Autofiction et littérature fantastique
Des pans entiers de son quartier s’évanouissent à mesure que la rénovation urbaine progresse. Il estime de son devoir de témoigner, et se pose la question de ce qu’il doit taire : “Je ne dirai ici que le strict nécessaire, abandonnant à chacun le soin d’imaginer le reste.”
Philippe Forest aurait pu s’en tenir à cette très belle déambulation géographique, intime et textuelle, toute de chagrin retenu. Mais, imperceptiblement, ce maître de l’autofiction se met à jouer avec les codes de la littérature fantastique.
Dans le décor urbain de fin du monde qu’il a créé, apparaissent puis disparaissent de mystérieux voisins. Une jeune et énigmatique pianiste, un écrivain qui chaque nuit noircit des centaines de pages et prédit la fin du monde. Très subtilement, Forest perturbe le quotidien anonyme qu’il décrit et dérègle la réalité. Jusqu’à imaginer, dans de magnifiques pages, la catastrophe biblique qui donne son titre au livre.

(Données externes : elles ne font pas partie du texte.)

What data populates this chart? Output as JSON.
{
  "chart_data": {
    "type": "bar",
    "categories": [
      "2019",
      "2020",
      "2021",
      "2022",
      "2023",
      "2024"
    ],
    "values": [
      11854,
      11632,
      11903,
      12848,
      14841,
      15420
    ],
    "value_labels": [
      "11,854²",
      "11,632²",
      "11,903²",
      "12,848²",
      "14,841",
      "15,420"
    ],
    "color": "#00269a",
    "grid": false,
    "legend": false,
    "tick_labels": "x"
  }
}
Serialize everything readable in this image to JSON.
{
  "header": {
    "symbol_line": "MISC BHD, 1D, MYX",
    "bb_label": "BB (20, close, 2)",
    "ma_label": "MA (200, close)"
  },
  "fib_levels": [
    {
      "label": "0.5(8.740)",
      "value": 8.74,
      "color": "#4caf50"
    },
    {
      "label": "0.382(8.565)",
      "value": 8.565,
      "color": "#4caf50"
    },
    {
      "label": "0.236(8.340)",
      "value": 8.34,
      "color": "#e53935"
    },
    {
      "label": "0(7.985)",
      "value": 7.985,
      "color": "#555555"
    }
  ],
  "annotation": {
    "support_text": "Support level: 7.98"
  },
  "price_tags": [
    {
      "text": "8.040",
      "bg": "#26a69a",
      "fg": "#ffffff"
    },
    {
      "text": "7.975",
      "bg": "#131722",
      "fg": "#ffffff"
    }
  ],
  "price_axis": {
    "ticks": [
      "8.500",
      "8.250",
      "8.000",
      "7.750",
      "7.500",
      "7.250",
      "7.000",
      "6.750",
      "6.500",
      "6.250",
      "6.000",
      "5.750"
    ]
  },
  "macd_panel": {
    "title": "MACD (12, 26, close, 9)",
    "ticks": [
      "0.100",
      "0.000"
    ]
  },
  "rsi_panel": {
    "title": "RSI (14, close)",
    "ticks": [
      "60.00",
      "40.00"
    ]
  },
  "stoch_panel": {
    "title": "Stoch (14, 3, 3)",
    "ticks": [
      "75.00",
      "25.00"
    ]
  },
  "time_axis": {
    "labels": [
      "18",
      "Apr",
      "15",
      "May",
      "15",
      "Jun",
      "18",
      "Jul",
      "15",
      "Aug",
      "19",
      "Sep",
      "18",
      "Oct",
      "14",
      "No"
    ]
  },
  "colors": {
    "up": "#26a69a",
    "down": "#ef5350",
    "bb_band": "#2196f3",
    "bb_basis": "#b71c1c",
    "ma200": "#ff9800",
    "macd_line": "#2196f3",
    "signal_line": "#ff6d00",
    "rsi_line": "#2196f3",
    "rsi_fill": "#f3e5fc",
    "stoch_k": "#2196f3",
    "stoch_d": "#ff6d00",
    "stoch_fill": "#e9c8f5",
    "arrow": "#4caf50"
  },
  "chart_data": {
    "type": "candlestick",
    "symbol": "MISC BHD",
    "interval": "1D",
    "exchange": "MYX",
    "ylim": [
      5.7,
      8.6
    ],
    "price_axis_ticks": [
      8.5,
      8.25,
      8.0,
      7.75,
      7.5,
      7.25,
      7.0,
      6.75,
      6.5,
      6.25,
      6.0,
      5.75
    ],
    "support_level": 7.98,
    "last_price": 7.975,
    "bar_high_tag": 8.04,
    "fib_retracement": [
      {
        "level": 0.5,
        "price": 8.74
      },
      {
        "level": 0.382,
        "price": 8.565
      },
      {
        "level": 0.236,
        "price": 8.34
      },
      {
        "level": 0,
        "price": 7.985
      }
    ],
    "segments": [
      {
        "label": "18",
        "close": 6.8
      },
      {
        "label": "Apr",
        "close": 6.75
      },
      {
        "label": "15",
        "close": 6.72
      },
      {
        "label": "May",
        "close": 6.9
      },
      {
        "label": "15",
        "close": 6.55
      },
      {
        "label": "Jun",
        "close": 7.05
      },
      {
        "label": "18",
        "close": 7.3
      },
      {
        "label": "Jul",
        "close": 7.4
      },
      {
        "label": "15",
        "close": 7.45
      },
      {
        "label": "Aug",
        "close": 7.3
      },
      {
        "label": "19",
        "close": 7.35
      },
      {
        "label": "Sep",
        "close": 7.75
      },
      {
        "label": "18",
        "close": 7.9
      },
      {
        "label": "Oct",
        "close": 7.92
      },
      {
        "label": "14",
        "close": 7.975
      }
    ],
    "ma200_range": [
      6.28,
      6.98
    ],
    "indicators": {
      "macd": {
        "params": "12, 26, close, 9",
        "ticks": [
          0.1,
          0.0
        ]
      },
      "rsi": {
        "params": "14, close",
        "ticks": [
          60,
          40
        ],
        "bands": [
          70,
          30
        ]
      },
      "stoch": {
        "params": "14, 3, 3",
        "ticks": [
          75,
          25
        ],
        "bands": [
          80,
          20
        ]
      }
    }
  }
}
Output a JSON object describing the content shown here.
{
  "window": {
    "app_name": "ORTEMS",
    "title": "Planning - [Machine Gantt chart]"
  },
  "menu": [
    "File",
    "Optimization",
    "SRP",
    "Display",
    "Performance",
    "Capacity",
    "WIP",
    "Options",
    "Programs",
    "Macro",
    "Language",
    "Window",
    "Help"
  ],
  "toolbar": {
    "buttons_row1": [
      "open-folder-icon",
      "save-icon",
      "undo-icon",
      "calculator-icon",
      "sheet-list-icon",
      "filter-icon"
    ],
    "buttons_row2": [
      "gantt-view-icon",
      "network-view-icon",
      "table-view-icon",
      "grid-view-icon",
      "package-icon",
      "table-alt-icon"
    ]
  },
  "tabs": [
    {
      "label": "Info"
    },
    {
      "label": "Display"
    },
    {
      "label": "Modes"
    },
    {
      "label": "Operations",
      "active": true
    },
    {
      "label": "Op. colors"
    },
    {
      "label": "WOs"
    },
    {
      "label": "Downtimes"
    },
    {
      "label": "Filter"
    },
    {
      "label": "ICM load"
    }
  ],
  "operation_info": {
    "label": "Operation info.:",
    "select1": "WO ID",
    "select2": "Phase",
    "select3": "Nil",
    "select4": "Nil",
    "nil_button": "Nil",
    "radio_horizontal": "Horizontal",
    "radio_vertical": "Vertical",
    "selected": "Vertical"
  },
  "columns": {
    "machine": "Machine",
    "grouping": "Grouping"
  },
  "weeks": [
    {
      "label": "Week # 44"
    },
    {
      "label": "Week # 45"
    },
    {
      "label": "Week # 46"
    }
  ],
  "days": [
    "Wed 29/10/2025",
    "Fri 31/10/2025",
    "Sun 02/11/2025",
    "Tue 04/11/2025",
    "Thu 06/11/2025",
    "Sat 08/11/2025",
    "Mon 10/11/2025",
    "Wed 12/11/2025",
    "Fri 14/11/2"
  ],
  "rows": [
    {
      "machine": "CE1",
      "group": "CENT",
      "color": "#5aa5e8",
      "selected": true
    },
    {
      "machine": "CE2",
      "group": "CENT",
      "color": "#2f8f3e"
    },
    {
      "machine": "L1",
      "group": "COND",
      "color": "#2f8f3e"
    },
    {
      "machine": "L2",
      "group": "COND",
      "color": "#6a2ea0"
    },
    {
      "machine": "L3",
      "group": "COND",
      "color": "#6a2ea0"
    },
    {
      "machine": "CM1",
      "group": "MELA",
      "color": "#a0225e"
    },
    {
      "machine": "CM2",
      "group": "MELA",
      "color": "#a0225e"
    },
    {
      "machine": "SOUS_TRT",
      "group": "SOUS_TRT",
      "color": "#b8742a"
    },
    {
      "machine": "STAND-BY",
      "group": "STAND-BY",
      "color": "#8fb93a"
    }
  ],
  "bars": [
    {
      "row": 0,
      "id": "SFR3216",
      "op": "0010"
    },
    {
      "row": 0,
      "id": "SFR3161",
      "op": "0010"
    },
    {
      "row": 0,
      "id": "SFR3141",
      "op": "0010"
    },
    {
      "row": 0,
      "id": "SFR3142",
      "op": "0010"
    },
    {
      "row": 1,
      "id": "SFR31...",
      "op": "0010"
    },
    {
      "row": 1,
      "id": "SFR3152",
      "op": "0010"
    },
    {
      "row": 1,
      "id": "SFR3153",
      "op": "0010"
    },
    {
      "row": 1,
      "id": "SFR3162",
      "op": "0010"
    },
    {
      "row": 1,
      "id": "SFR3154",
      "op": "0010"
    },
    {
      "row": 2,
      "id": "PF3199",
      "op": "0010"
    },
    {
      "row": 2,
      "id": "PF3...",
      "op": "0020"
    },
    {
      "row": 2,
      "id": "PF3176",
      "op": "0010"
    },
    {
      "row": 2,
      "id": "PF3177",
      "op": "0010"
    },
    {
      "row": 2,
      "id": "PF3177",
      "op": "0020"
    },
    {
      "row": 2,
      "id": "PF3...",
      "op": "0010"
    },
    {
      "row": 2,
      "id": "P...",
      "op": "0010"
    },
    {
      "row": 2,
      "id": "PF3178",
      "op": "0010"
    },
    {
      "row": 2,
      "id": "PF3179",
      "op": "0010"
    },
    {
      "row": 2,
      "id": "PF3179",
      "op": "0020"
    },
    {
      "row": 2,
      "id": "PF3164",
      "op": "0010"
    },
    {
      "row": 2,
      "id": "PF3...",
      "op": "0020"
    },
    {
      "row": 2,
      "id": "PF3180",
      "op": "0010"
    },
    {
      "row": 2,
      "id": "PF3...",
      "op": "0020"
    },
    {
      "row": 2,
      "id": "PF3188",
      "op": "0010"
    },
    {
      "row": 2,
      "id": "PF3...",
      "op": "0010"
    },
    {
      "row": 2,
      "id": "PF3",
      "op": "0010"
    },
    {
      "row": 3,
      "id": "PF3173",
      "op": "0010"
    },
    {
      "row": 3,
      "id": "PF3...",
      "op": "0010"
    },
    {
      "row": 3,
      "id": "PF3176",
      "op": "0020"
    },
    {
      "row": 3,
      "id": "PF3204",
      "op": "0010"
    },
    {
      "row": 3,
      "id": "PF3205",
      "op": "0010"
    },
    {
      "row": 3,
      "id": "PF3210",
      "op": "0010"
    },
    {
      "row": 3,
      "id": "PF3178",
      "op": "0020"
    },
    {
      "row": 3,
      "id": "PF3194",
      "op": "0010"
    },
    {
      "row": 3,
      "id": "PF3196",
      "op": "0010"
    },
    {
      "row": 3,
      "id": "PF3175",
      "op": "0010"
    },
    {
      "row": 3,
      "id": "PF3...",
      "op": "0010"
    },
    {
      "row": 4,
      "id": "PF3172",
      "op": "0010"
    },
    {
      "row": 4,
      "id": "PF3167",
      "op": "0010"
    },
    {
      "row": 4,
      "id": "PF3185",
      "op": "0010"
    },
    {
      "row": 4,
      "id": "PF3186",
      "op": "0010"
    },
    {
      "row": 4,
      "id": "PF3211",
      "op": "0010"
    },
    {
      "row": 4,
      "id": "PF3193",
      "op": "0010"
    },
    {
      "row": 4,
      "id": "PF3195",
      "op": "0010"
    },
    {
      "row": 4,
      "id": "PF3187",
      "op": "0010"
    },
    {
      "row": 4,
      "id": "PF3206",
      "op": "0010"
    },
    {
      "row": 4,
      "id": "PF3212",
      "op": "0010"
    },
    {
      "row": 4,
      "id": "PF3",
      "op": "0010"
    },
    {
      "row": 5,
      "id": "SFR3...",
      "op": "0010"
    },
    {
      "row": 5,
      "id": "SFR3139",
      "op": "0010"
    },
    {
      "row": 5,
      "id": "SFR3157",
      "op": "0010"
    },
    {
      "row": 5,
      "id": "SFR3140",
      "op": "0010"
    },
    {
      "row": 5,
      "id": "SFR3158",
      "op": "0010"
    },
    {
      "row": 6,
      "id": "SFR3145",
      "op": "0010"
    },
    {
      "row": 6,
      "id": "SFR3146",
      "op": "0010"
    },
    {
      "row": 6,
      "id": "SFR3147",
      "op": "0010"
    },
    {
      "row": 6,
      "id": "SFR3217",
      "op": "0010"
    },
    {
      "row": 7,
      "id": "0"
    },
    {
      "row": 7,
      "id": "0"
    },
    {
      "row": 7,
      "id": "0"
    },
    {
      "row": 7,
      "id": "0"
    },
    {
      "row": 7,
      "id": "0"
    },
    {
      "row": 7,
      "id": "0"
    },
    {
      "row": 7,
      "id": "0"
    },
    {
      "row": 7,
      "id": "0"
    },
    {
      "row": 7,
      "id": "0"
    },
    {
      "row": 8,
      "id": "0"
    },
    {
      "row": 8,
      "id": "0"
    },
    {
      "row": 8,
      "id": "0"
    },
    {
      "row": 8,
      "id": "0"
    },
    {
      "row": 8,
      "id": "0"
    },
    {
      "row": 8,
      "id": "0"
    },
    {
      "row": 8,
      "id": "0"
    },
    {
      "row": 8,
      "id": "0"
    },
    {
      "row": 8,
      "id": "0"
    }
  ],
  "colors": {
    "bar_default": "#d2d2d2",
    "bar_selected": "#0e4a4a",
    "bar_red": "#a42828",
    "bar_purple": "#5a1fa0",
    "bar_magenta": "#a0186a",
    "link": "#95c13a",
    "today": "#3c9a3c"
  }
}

Tout est condamné à être englouti
Avec cette parabole où tout, hommes et villes, est condamné à être englouti, Philippe Forest signe un roman déroutant, même si ce virage vers le romanesque avait déjà commencé avec Le Chat de Schrödinger ou même Le Siècle des nuages.
Resteront quelques images fortes, tel cet immeuble délabré où vit le narrateur. Un bâtiment ancien, comme survivant, qui se dresse tout seul au milieu d’une sorte de terrain vague, le reste étant en voie de démolition, où même déjà à l’état de gravats.